The central hub of Northern Ireland is a place thriving with history, culture and friendly faces. With so much to see and do, it can be difficult to squeeze it all into a day visit, luckily however, the city is small enough to navigate on foot, public transport or taxi.
From historic murals to craic, here are some of the must-see places and delicacies you should add to your list.
Found at all the best cafes and bistros, an Ulster Fry must be experienced when you come to this part of the world. It’s a take on the Full English Breakfast but with many more delicious carbs added. In one portion, you can expect sausages, bacon, eggs, mushrooms, tomato, baked beans, hash brown, potato bread, soda bread…and if that’s not enough, some places will throw in a bowl of chips to compliment. Local favourites include Maggie May’s or The Other Place based in the beautiful Queen’s Quarter with the Botanical Gardens located only moments away.

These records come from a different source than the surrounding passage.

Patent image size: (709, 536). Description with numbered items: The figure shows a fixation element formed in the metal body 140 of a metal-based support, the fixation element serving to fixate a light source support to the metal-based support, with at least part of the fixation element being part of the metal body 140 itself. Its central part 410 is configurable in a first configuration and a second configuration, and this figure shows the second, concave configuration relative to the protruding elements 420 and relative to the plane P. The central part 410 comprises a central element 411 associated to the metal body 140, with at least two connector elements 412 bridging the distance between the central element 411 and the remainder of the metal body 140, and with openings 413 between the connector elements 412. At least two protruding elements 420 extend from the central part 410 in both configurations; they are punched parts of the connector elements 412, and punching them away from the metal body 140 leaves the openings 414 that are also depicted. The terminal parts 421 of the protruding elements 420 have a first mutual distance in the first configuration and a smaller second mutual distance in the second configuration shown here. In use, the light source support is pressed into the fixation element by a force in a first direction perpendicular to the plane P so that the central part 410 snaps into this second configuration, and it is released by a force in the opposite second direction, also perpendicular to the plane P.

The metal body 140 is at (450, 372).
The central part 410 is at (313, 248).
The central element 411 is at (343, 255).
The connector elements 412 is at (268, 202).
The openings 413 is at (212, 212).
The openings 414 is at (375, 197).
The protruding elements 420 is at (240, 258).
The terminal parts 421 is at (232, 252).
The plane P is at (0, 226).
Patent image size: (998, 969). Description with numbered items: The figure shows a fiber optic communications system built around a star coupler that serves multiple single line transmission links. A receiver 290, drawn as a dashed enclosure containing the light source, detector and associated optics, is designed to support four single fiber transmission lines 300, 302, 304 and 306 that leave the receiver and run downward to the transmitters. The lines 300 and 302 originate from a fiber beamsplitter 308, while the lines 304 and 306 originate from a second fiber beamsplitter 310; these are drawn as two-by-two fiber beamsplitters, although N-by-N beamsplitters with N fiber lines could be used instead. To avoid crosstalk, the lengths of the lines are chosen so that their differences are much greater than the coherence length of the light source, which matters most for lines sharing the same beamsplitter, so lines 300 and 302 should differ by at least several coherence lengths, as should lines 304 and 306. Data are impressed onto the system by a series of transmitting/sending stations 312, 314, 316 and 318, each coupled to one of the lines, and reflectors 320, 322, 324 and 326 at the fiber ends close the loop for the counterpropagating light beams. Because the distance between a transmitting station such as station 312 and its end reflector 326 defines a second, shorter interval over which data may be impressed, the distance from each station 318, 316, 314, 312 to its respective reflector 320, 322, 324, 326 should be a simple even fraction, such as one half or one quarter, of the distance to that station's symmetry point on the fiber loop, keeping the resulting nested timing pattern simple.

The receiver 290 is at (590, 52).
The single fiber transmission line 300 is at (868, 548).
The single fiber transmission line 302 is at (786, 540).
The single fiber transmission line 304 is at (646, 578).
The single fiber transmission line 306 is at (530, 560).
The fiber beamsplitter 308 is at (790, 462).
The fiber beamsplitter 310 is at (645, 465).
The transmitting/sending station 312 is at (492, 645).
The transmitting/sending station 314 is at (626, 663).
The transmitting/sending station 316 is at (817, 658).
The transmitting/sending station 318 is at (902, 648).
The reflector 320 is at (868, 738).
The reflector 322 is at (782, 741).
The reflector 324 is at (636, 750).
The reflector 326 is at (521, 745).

The city is teaming with a huge selection of restaurants to suit all taste buds, most with reasonably priced and locally sourced cuisine.
At the heart of the city centre stands City Hall – a magnificent building to behold. Tours run here daily for free, consult the Belfast City Council website to enquire about times. This is a great place to begin exploring with many other landmarks such as the Albert Memorial Clock just a stone’s throw away.
Towards the docks under Samson & Goliath stands the Titanic Belfast, a multi-million pound attraction, the museum extends over nine galleries of interactive historic storytelling with special effects, dark rides and full-scale reconstructions of the most famous ship of the 20th century. Allow yourself a few hours to travel the depths of the ocean and uncover the true history of the Titanic from the city where it all began.
In the west of the city lies the Peace Wall which divides the Shankhill and Falls Roads. This provides a great insight into the city’s history and culture with murals dotted throughout.
The city centre is home to a state-of-the-art shopping mall, Victoria Square, with 3 floors of non-stop retail bliss; a shopaholic’s haven. Surrounding this, the city is home to a number of vintage boutiques and outlet stores. Looking for trinkets and lovely bits? Go no further than Avoca, the most loved homeware shop in Ireland.
A visit to Belfast is not complete without a taste of Guinness from one of its many traditional bars. The Crown Saloon Bar stands opposite the most bombed building in Northern Ireland; this historic pub is the one of the best in the city to get a good glass of Guinness.
Visit the Cathedral Quarter for a taste of local madness, with a huge selection of pubs found along cobbled alleyways. Favourites include the Dirty Onion, The Spaniard and the Duke of York where you’ll hear the live music before you see it.
The day trips
If you are planning on staying overnight in Belfast or only intend to see one thing – make it the Giant’s Causeway. A few hours coach journey away, this awe-inspiring spectacle is a natural-world wonder not to be missed. Day excursions can be organised in advance or tours leave from the city centre at 9am most mornings.
A City Sightseeing coach tour is otherwise recommended as it offers a detailed tour of the whole city where you can hop on and off at your leisure. These also leave hourly from the city centre.
You aren’t guaranteed to experience all the wonderful gems Belfast has to offer but sure enough you are guaranteed great craic, wonderful memories and most likely a new friendship with one of the locals.